Regardless of their claims otherwise, the “serious” music press have always been just as susceptible to hype as glossy teen magazines. Unlike Smash Hits and their metaphorical "dumper", however, they have often been more coy about their failings, crowing about their successes while hastily burying their dud predictions. The itinerary of NME hopefuls whose subsequent careers were either cruelly brief or never got off the ground is long; from Department S to Gay Dad to Terris to Brother (all of whom were cover stars) sometimes it's been hard not to wince at the risky long shots or desperate decisions.

As 1985 drew to a close, Easterhouse began to be sold as a solid proposition. Formed by brothers Ivor and Andy Perry in 1982, their credentials were impeccable – the group's association with The Smiths was strong, beginning with a Manchester support slot in 1983, and Morrissey and Marr had loudly proclaimed their brilliance to anyone willing to listen. The band also gave socialist diatribes to a music press happy to run over the word count for such things, and their first two Martin Hannett produced singles on London Records, while poor sellers, indicated a charged yet serious band.

Despite having all these credits on their side, London Records didn’t feel it was worth the effort investing further and dropped them, leaving them to be rescued by Rough Trade where, somewhat miraculously, the press enthusiasm continued unabated. One listen to “Whistling In The Dark” gives the game away as to why; this is an incredibly good and staggeringly robust record. It opens on a swinging Motown beat which subsequently dominates throughout, but that beat is augmented with hard, heavy guitar sounds – walloped metallic bass lines meet rhythm guitar lines which sound as if they’re echoing around a steelworks. “Let’s get to the point/ Get to the heart of it” bellows Andy Perry at the start, making it immediately clear that this was a band for whom toughness and directness were seen as virtues.

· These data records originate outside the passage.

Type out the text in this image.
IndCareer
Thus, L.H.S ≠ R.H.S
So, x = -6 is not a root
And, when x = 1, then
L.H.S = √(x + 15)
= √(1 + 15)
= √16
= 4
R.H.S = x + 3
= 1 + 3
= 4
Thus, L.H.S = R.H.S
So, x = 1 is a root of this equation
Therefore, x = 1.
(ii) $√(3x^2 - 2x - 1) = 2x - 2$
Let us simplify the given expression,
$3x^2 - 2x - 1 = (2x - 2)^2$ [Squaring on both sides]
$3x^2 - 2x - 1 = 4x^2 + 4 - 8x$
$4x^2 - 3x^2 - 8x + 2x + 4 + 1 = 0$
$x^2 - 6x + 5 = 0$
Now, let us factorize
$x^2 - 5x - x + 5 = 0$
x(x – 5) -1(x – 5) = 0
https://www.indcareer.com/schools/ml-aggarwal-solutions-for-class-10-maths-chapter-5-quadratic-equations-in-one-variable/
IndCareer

In a world where a band’s presence in the indie charts increasingly meant either deeply experimental music or delicate whimsy (or in the case of the Cocteau Twins, both) “Whistling” suggests that the powerful ideas birthed by punk rock weren’t necessarily exhausted. The music press were quick to suggest that Easterhouse may be Rough Trade’s Clash to The Smiths’ Pistols as a result, but in reality the bark and swing of the track feels as if it owes a bigger debt to The Jam; there’s the same strident, hectoring edge combined with a muscular but nonetheless irresistible delivery. 

Just when you think the track has shot its load and made its point, the final few moments turn out to be among the finest – “Don’t get caught the same way twice/ You give them money for old rage” yells Perry and the group completely let loose, thrashing, jangling and upping the dynamism past the point you thought it possible for them to go. It is, in short, a fine single and one I still play to this day.

Despite this, Easterhouse’s problem in the long term was multi-faceted. Firstly, a straightforward political punk revival clearly wasn't going to happen; even Paul Weller didn't want his records to sound like The Jam by this point. Besides that, the mid-eighties were a confused period in the music business, and nobody at either Rough Trade or any of the major labels seemed to effectively predict the way the wind was blowing. One of the common bets being placed by journalists and A&R reps was that if alternative music was going to crossover, it was going to have to adopt mainstream arena rock's production values and delivery. Throughout 1986 and slightly beyond, groups such as Goodbye Mr Mackenzie and Love And Money took the attitude and the sound of the alternative sector but turned their noise on vinyl into something airbrushed, vast and blown out. In the mid-eighties, any indie band getting signed to a major may have ended up sounding faintly like Big Country or Simple Minds in the end.